A new team of Los Angeles Police Department detectives is investigating the 1997 murder of rap artist Notorious B.I.G., a top city attorney told City Council members Thursday.
In answer to questions about how a lawsuit alleging department involvement in the killing led to a costly court defeat, Assistant City Atty. Don Vincent told the council's public safety committee that a new group of Robbery-Homicide Division detectives had been assigned to the case. But he said there was no evidence that police played any role in the slaying.
"They are investigating it, following up on the leads," Vincent said.

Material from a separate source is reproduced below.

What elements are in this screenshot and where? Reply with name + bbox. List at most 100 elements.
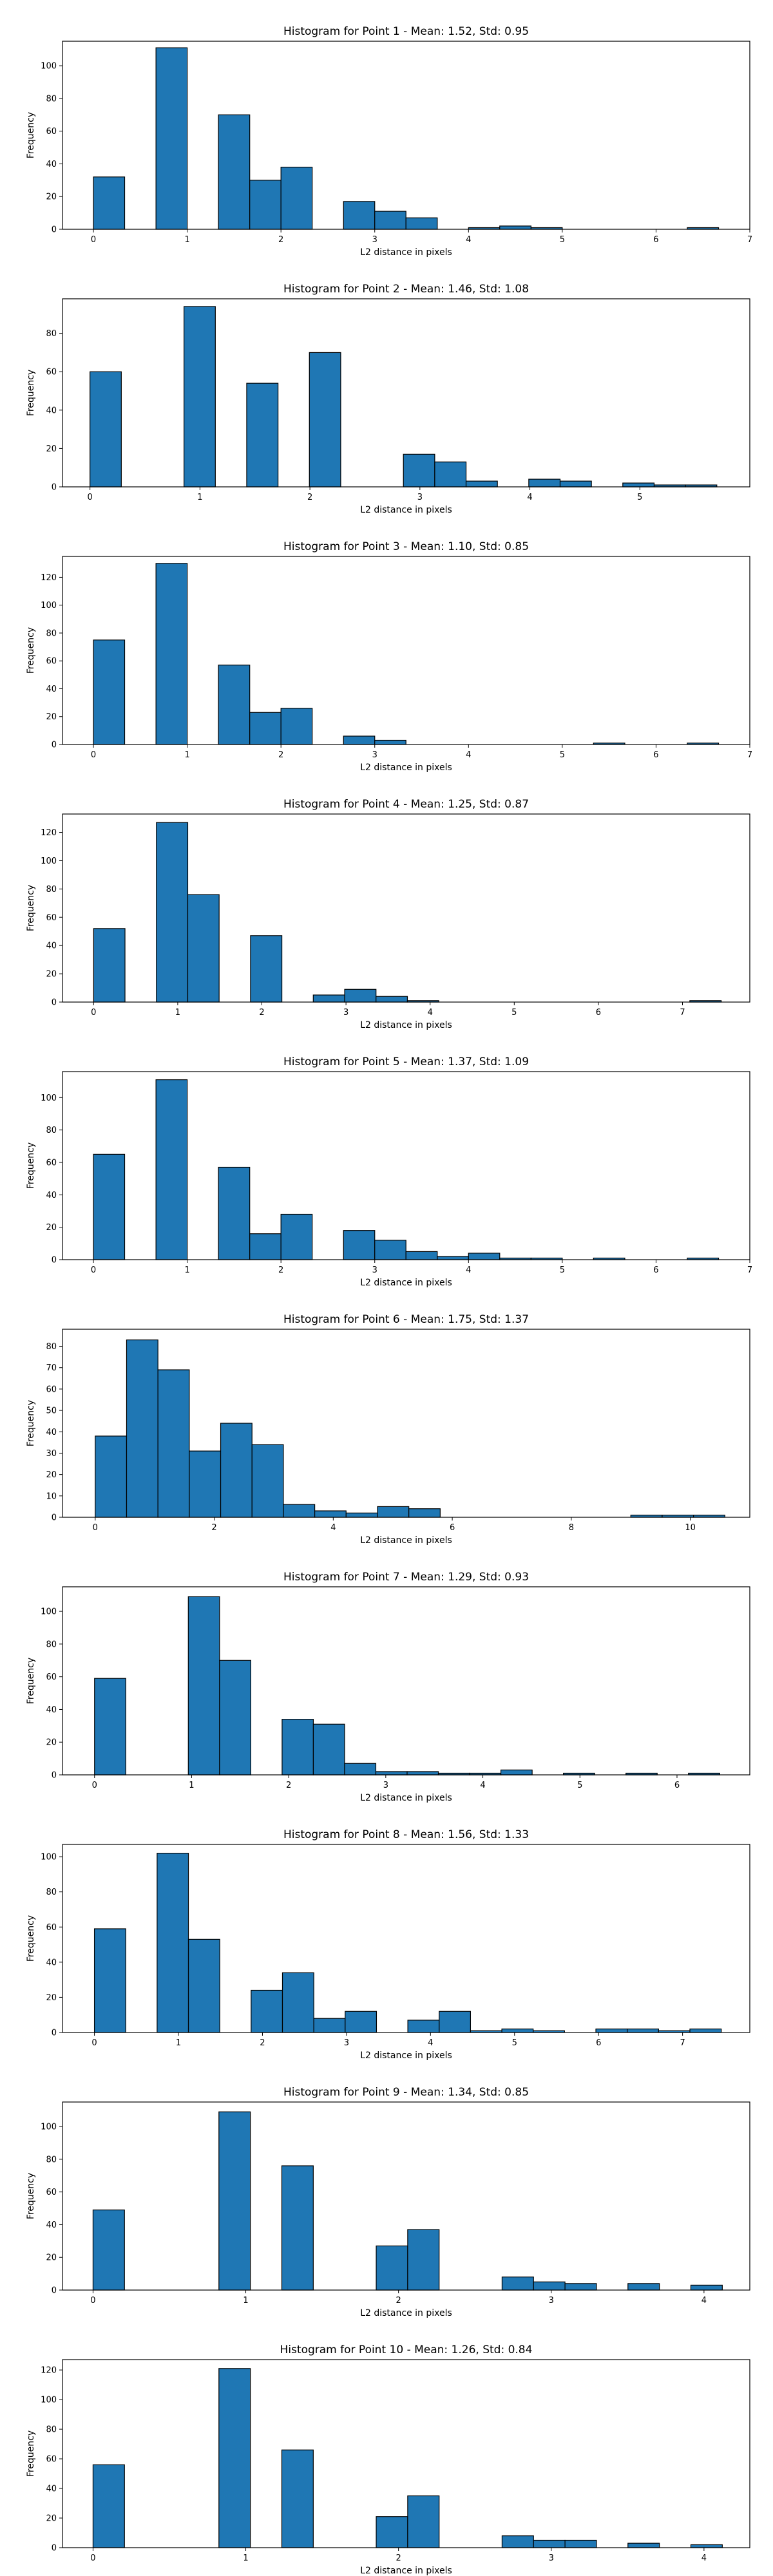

Notorious B.I.G., born Christopher Wallace, was nearing the zenith of his career when he was gunned down March 9, 1997, at the age of 24, after a record industry party at the Petersen Automotive Museum in Los Angeles.
The Brooklyn-born rapper's mother, sister and widow, recording artist Faith Evans, filed suit alleging that rogue LAPD Officer David A. Mack, a convicted bank robber, orchestrated Wallace's killing on behalf of Death Row Records chief Marion "Suge" Knight, and that department brass covered it up.
Four days into the trial last summer, a tip to a plaintiffs' lawyer led the LAPD to unearth previously undisclosed statements from an informant who said Rafael Perez, the disgraced officer central to the Rampart police corruption scandal, had confessed to participating with Mack in the killing.
City lawyers protested that the statement was unreliable, and that the transcript of it had been misplaced inadvertently. Noting that the copy was found in LAPD Det. Steven Katz's desk, however, Cooper ruled that the evidence was concealed deliberately, declared a mistrial and later ordered the city to pay a $1.1-million sanction to the Wallace family. A retrial is expected later this year.
Councilman Dennis Zine on Thursday blamed sloppy detective work for the court defeat, and cautioned that the sanction was "a tremendous amount of money and it's not over yet."
"I've got some real serious questions about how this goes down, and what the Police Department has done," he said.